In un mondo in cui ormai news e fakenews si accavallano regolarmente le une alle altre tanto quanto realtà e virtuale viaggiano affiancate e sovrapposte, e le coscienze vengono distolte dalle cronache negate di fatti eclatanti (fateci caso: i giornali parlano ormai più di gossip che di economia), gli editori stessi – e tra essi purtroppo i più autorevoli – hanno perduto il dovuto rigore e il rispetto per il lettore, tralasciando ormai troppo spesso – quale consuetudine diffusa – di indicare nelle pagine pubbli-redazionali e negli inserti speciali la natura promozionale e pubblicitaria dell’iniziativa.
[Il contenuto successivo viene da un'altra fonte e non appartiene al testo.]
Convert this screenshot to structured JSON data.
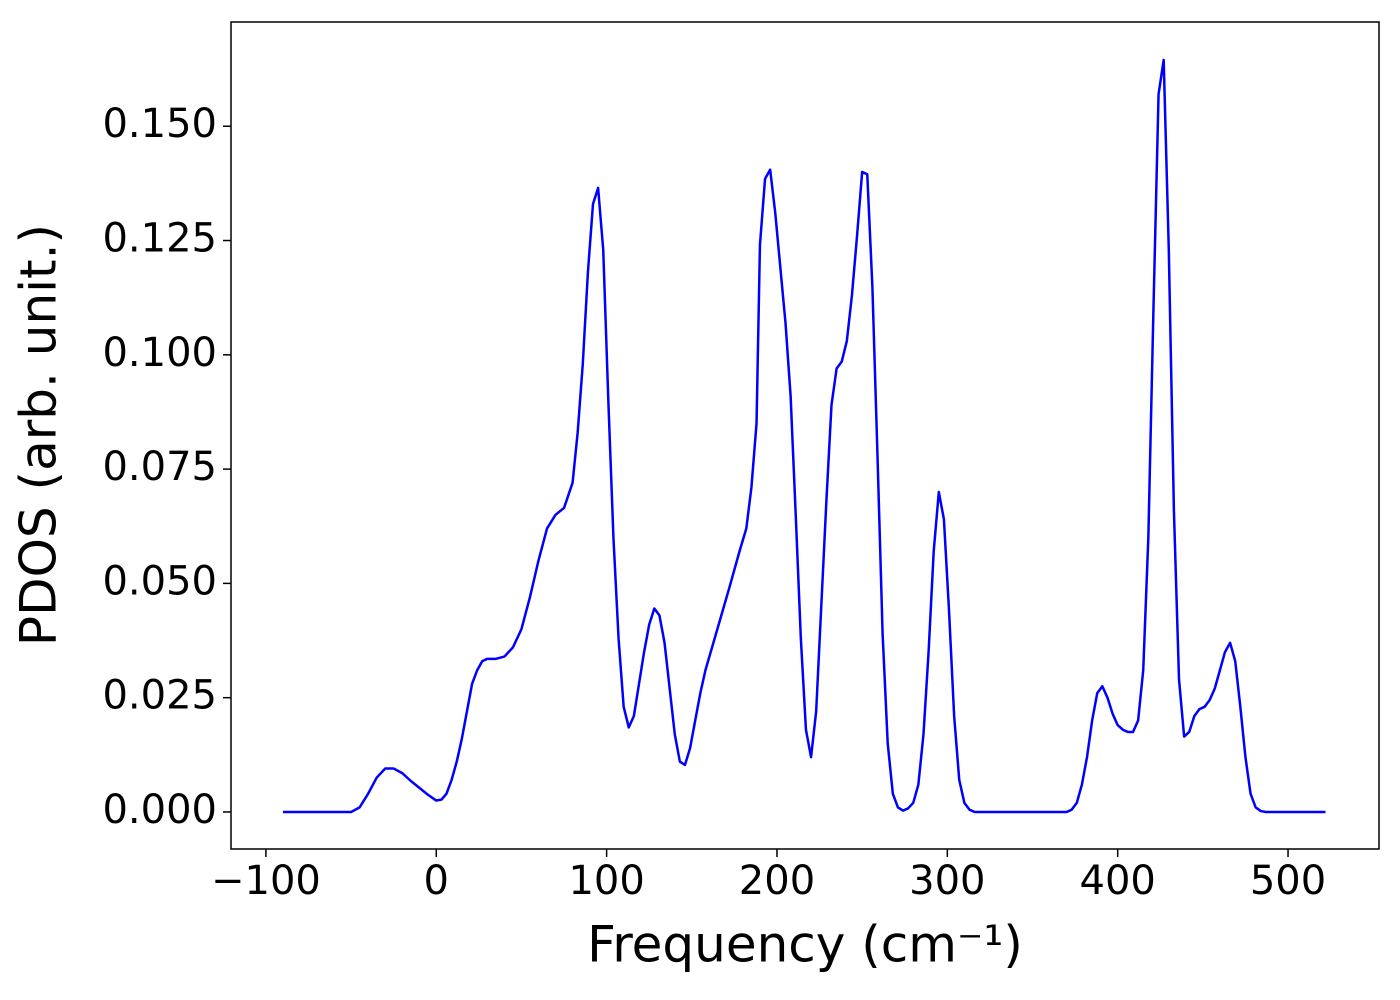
{
  "chart_data": {
    "type": "line",
    "xlabel": "Frequency (cm⁻¹)",
    "ylabel": "PDOS (arb. unit.)",
    "xlim": [
      -120.5,
      553.4
    ],
    "ylim": [
      -0.0081,
      0.1728
    ],
    "xticks": [
      {
        "value": -100,
        "label": "−100"
      },
      0,
      100,
      200,
      300,
      400,
      500
    ],
    "yticks": [
      {
        "value": 0,
        "label": "0.000"
      },
      {
        "value": 0.025,
        "label": "0.025"
      },
      {
        "value": 0.05,
        "label": "0.050"
      },
      {
        "value": 0.075,
        "label": "0.075"
      },
      {
        "value": 0.1,
        "label": "0.100"
      },
      {
        "value": 0.125,
        "label": "0.125"
      },
      {
        "value": 0.15,
        "label": "0.150"
      }
    ],
    "grid": false,
    "series": [
      {
        "name": "PDOS",
        "color": "#0000ff",
        "x": [
          -90,
          -50,
          -45,
          -40,
          -35,
          -30,
          -25,
          -20,
          -15,
          -10,
          -5,
          0,
          3,
          6,
          9,
          12,
          15,
          18,
          21,
          24,
          27,
          30,
          35,
          40,
          45,
          50,
          55,
          60,
          65,
          70,
          75,
          80,
          83,
          86,
          89,
          92,
          95,
          98,
          101,
          104,
          107,
          110,
          113,
          116,
          119,
          122,
          125,
          128,
          131,
          134,
          137,
          140,
          143,
          146,
          149,
          152,
          155,
          158,
          165,
          172,
          178,
          182,
          185,
          188,
          190,
          193,
          196,
          199,
          202,
          205,
          208,
          211,
          214,
          217,
          220,
          223,
          226,
          229,
          232,
          235,
          238,
          241,
          244,
          247,
          250,
          253,
          256,
          259,
          262,
          265,
          268,
          271,
          274,
          277,
          280,
          283,
          286,
          289,
          292,
          295,
          298,
          301,
          304,
          307,
          310,
          313,
          316,
          370,
          373,
          376,
          379,
          382,
          385,
          388,
          391,
          394,
          397,
          400,
          403,
          406,
          409,
          412,
          415,
          418,
          421,
          424,
          427,
          430,
          433,
          436,
          439,
          442,
          445,
          448,
          451,
          454,
          457,
          460,
          463,
          466,
          469,
          472,
          475,
          478,
          481,
          484,
          487,
          522
        ],
        "values": [
          0,
          0,
          0.001,
          0.004,
          0.0075,
          0.0095,
          0.0095,
          0.0085,
          0.0068,
          0.0053,
          0.0038,
          0.0025,
          0.0027,
          0.004,
          0.007,
          0.011,
          0.016,
          0.022,
          0.028,
          0.031,
          0.033,
          0.0335,
          0.0335,
          0.034,
          0.036,
          0.04,
          0.047,
          0.055,
          0.062,
          0.065,
          0.0665,
          0.072,
          0.083,
          0.098,
          0.118,
          0.133,
          0.1365,
          0.123,
          0.09,
          0.06,
          0.038,
          0.023,
          0.0185,
          0.021,
          0.028,
          0.035,
          0.041,
          0.0445,
          0.043,
          0.037,
          0.027,
          0.017,
          0.011,
          0.0103,
          0.014,
          0.02,
          0.026,
          0.031,
          0.04,
          0.049,
          0.057,
          0.062,
          0.071,
          0.085,
          0.124,
          0.1385,
          0.1405,
          0.131,
          0.119,
          0.107,
          0.091,
          0.065,
          0.038,
          0.018,
          0.012,
          0.022,
          0.045,
          0.068,
          0.089,
          0.097,
          0.0985,
          0.103,
          0.113,
          0.126,
          0.14,
          0.1395,
          0.115,
          0.078,
          0.039,
          0.015,
          0.004,
          0.001,
          0.0003,
          0.0008,
          0.002,
          0.006,
          0.017,
          0.035,
          0.057,
          0.07,
          0.064,
          0.044,
          0.021,
          0.007,
          0.002,
          0.0005,
          0,
          0,
          0.0005,
          0.002,
          0.006,
          0.012,
          0.02,
          0.026,
          0.0275,
          0.025,
          0.0215,
          0.019,
          0.018,
          0.0175,
          0.0175,
          0.02,
          0.031,
          0.06,
          0.11,
          0.157,
          0.1645,
          0.123,
          0.066,
          0.029,
          0.0165,
          0.0175,
          0.021,
          0.0225,
          0.023,
          0.0245,
          0.027,
          0.031,
          0.035,
          0.037,
          0.033,
          0.023,
          0.012,
          0.004,
          0.001,
          0.0002,
          0,
          0
        ]
      }
    ]
  }
}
Quale morale da questo racconto?
Mai come adesso – è questa la morale che emerge dalla vicenda – il consumatore deve essere molto attento ai fatti e ai misfatti che lo riguardano, in primo luogo quando entrano in gioco tematiche che oggigiorno sembrano essere importanti per i più: dal presidio dei territori alla biodiversità, alla questione ambientale, all’autenticità dei prodotti che per essere definiti tradizionali non possono e non debbono essere stravolti da interessi industriali o merceologici (mangimi, fermenti, etc. per produrre di più o con maggior regolarità).

Chi ha operato per incrementare e standardizzare la produzione eviti – se ci tiene alla propria credibilità, e una volta per tutte – di abusare di termini che non gli sono propri (non c’è tradizione né rispetto per l’ambiente se ci sono mangimi, assieme o al posto dell’erba) e si attenga ad una narrazione la cui veridicità sia difendibile.